Victoria se relaja, se deja manipular por las manos que le estiran con suavidad el pelo y poco a poco se entrega a esos masajes que la peinan mientras le cuenta sobre su vida. Piensa que ambas necesitan tiempo, que es cuestión de entrenar a Giselle para que haga las cosas a su modo.

En la noche se oyen los sapos como si croaran desde el cielo advirtiendo una lluvia. Eduardo se arranca los pelos de la barbilla, mientras revisa la encuesta que colocó a Herty en situación de desventaja. Llevan largo rato en silencio pensando en la campaña política que deben presentarle al MRS. A Victoria le duele la cabeza y tiene sueño, eso la pone de pésimo humor. Siente la tensión, las venas inflamadas del cuello y los músculos abarrotados de los hombros, lo que más quisiera es irse a dormir y olvidarse de las estadísticas.

—Acá puede haber algo –dice él apuntando el gráfico–, algún dato que nos sirva.

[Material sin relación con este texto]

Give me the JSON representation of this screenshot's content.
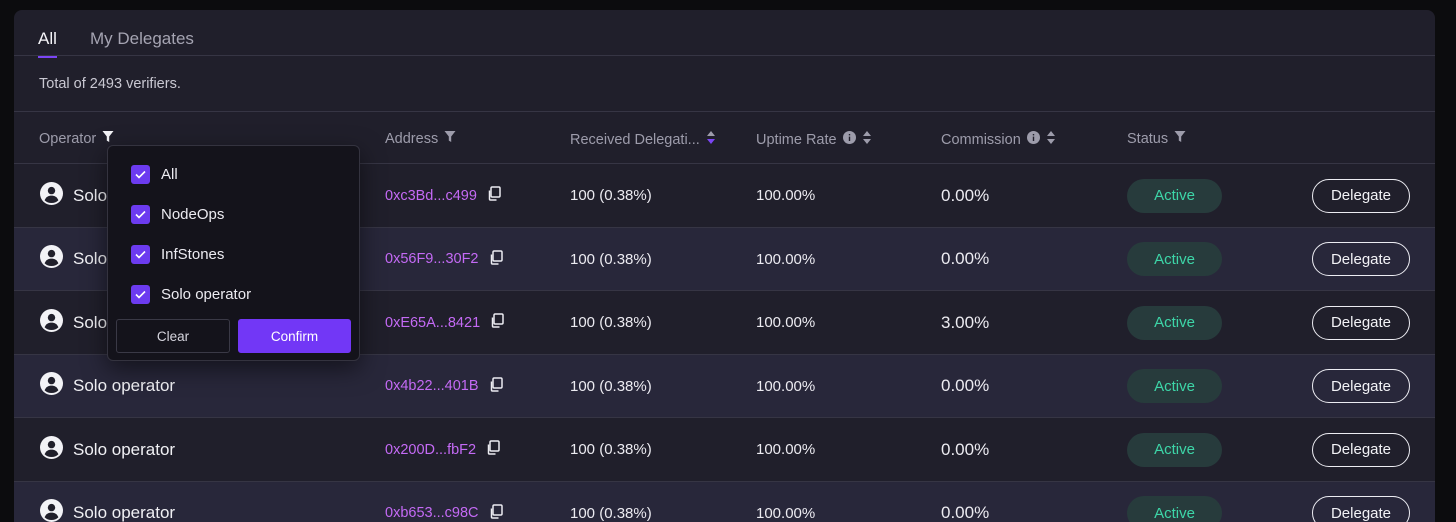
{
  "tabs": [
    {
      "label": "All",
      "active": true
    },
    {
      "label": "My Delegates",
      "active": false
    }
  ],
  "summary": "Total of 2493 verifiers.",
  "columns": {
    "operator": "Operator",
    "address": "Address",
    "received": "Received Delegati...",
    "uptime": "Uptime Rate",
    "commission": "Commission",
    "status": "Status"
  },
  "icons": {
    "filter": "filter-icon",
    "sort": "sort-icon",
    "info": "info-icon",
    "copy": "copy-icon",
    "user": "user-circle-icon",
    "check": "check-icon"
  },
  "colors": {
    "accent": "#7237f6",
    "address": "#c46af5",
    "active_text": "#3dd6a8",
    "active_bg": "#273b3c"
  },
  "rows": [
    {
      "operator": "Solo operator",
      "address": "0xc3Bd...c499",
      "received": "100 (0.38%)",
      "uptime": "100.00%",
      "commission": "0.00%",
      "status": "Active",
      "action": "Delegate"
    },
    {
      "operator": "Solo operator",
      "address": "0x56F9...30F2",
      "received": "100 (0.38%)",
      "uptime": "100.00%",
      "commission": "0.00%",
      "status": "Active",
      "action": "Delegate"
    },
    {
      "operator": "Solo operator",
      "address": "0xE65A...8421",
      "received": "100 (0.38%)",
      "uptime": "100.00%",
      "commission": "3.00%",
      "status": "Active",
      "action": "Delegate"
    },
    {
      "operator": "Solo operator",
      "address": "0x4b22...401B",
      "received": "100 (0.38%)",
      "uptime": "100.00%",
      "commission": "0.00%",
      "status": "Active",
      "action": "Delegate"
    },
    {
      "operator": "Solo operator",
      "address": "0x200D...fbF2",
      "received": "100 (0.38%)",
      "uptime": "100.00%",
      "commission": "0.00%",
      "status": "Active",
      "action": "Delegate"
    },
    {
      "operator": "Solo operator",
      "address": "0xb653...c98C",
      "received": "100 (0.38%)",
      "uptime": "100.00%",
      "commission": "0.00%",
      "status": "Active",
      "action": "Delegate"
    }
  ],
  "filter_dropdown": {
    "options": [
      {
        "label": "All",
        "checked": true
      },
      {
        "label": "NodeOps",
        "checked": true
      },
      {
        "label": "InfStones",
        "checked": true
      },
      {
        "label": "Solo operator",
        "checked": true
      }
    ],
    "clear_label": "Clear",
    "confirm_label": "Confirm"
  }
}
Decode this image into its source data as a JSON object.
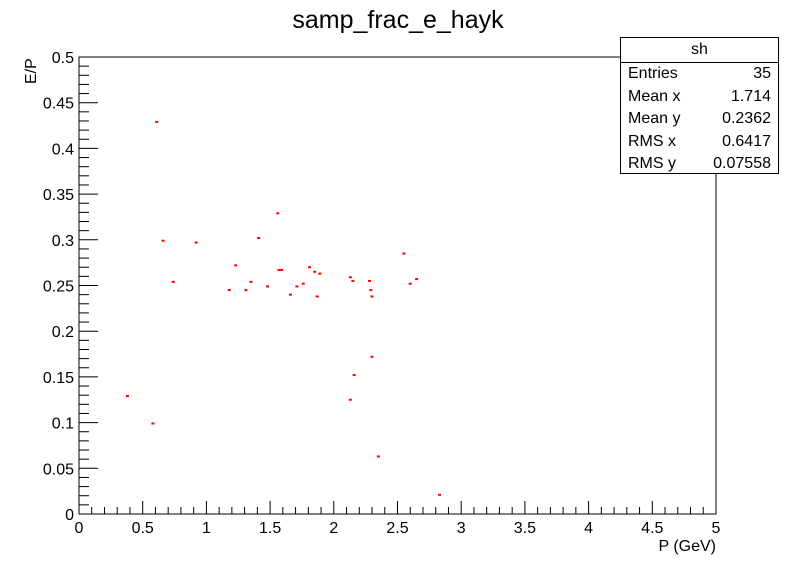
{
  "chart_data": {
    "type": "scatter",
    "title": "samp_frac_e_hayk",
    "xlabel": "P (GeV)",
    "ylabel": "E/P",
    "xlim": [
      0,
      5
    ],
    "ylim": [
      0,
      0.5
    ],
    "grid": false,
    "marker_color": "#ff0000",
    "x_ticks": [
      "0",
      "0.5",
      "1",
      "1.5",
      "2",
      "2.5",
      "3",
      "3.5",
      "4",
      "4.5",
      "5"
    ],
    "y_ticks": [
      "0",
      "0.05",
      "0.1",
      "0.15",
      "0.2",
      "0.25",
      "0.3",
      "0.35",
      "0.4",
      "0.45",
      "0.5"
    ],
    "points": [
      {
        "x": 0.38,
        "y": 0.129
      },
      {
        "x": 0.58,
        "y": 0.099
      },
      {
        "x": 0.61,
        "y": 0.429
      },
      {
        "x": 0.66,
        "y": 0.299
      },
      {
        "x": 0.74,
        "y": 0.254
      },
      {
        "x": 0.92,
        "y": 0.297
      },
      {
        "x": 1.18,
        "y": 0.245
      },
      {
        "x": 1.23,
        "y": 0.272
      },
      {
        "x": 1.31,
        "y": 0.245
      },
      {
        "x": 1.35,
        "y": 0.254
      },
      {
        "x": 1.41,
        "y": 0.302
      },
      {
        "x": 1.48,
        "y": 0.249
      },
      {
        "x": 1.56,
        "y": 0.329
      },
      {
        "x": 1.57,
        "y": 0.267
      },
      {
        "x": 1.59,
        "y": 0.267
      },
      {
        "x": 1.66,
        "y": 0.24
      },
      {
        "x": 1.71,
        "y": 0.249
      },
      {
        "x": 1.76,
        "y": 0.252
      },
      {
        "x": 1.81,
        "y": 0.27
      },
      {
        "x": 1.85,
        "y": 0.265
      },
      {
        "x": 1.87,
        "y": 0.238
      },
      {
        "x": 1.89,
        "y": 0.263
      },
      {
        "x": 2.13,
        "y": 0.125
      },
      {
        "x": 2.13,
        "y": 0.259
      },
      {
        "x": 2.15,
        "y": 0.255
      },
      {
        "x": 2.16,
        "y": 0.152
      },
      {
        "x": 2.28,
        "y": 0.255
      },
      {
        "x": 2.29,
        "y": 0.245
      },
      {
        "x": 2.3,
        "y": 0.238
      },
      {
        "x": 2.3,
        "y": 0.172
      },
      {
        "x": 2.35,
        "y": 0.063
      },
      {
        "x": 2.55,
        "y": 0.285
      },
      {
        "x": 2.6,
        "y": 0.252
      },
      {
        "x": 2.65,
        "y": 0.257
      },
      {
        "x": 2.83,
        "y": 0.021
      }
    ]
  },
  "stats_box": {
    "name": "sh",
    "rows": [
      {
        "label": "Entries",
        "value": "35"
      },
      {
        "label": "Mean x",
        "value": "1.714"
      },
      {
        "label": "Mean y",
        "value": "0.2362"
      },
      {
        "label": "RMS x",
        "value": "0.6417"
      },
      {
        "label": "RMS y",
        "value": "0.07558"
      }
    ]
  }
}
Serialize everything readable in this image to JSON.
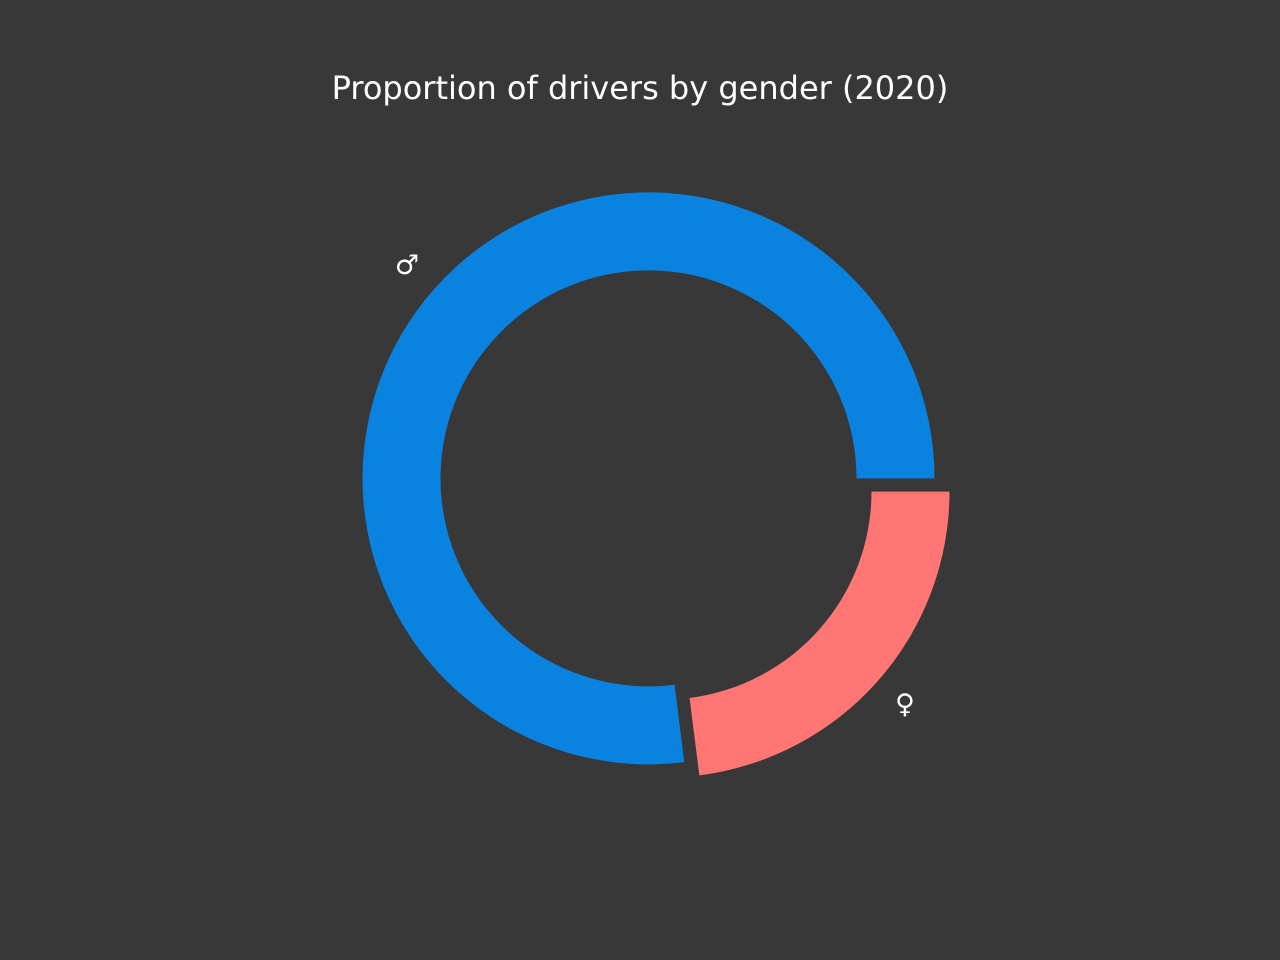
{
  "chart_data": {
    "type": "pie",
    "variant": "donut",
    "title": "Proportion of drivers by gender (2020)",
    "categories": [
      "♂",
      "♀"
    ],
    "values": [
      77,
      23
    ],
    "colors": [
      "#0a83e0",
      "#ff7675"
    ],
    "start_angle_deg": 0,
    "direction": "counterclockwise",
    "exploded": true,
    "legend": "none",
    "background": "#383838"
  }
}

Eduardo busca señales ocultas en los números, los blandos, los indecisos, los volátiles… votos yendo de un lado al otro como una bandada de pájaros invisibles. Ella piensa exactamente lo contrario: los encuestadores tienen al mundo agarrado de los huevos. Si no hubiera circulado en la tarde la encuesta de Cid Gallup, no estarían a estas horas en esas, pero en el MRS todos entraron en pánico: el candidato, el comité de campaña, los que financian el partido, todos.

—Son las dos de la mañana –se queja Victoria–. Estoy agotada, sigamos mañana…

—No, mañana tenemos que presentar, amor. A huevo tenemos que sacarlo hoy. ¡Relajate un poco! Ya pronto se nos va a ocurrir algo –le dice Eduardo y carga los vasos de whisky. Luego enumera la lista de consagraciones que seguirá si logran colocar a Herty en la presidencia: el antes y el después de sus vidas como asesores en el mapa de la política internacional. Levanta el vaso y propone un brindis por LA HISTORIA en mayúsculas. En ese momento una mosca se le posa en medio de la nariz; él la espanta de un manotón que bota el trago.

—¡Mierda! –dice con la clarividencia que da el alcohol.

Y esa es la palabra eureka que les ilumina la noche como un rayo de tormenta.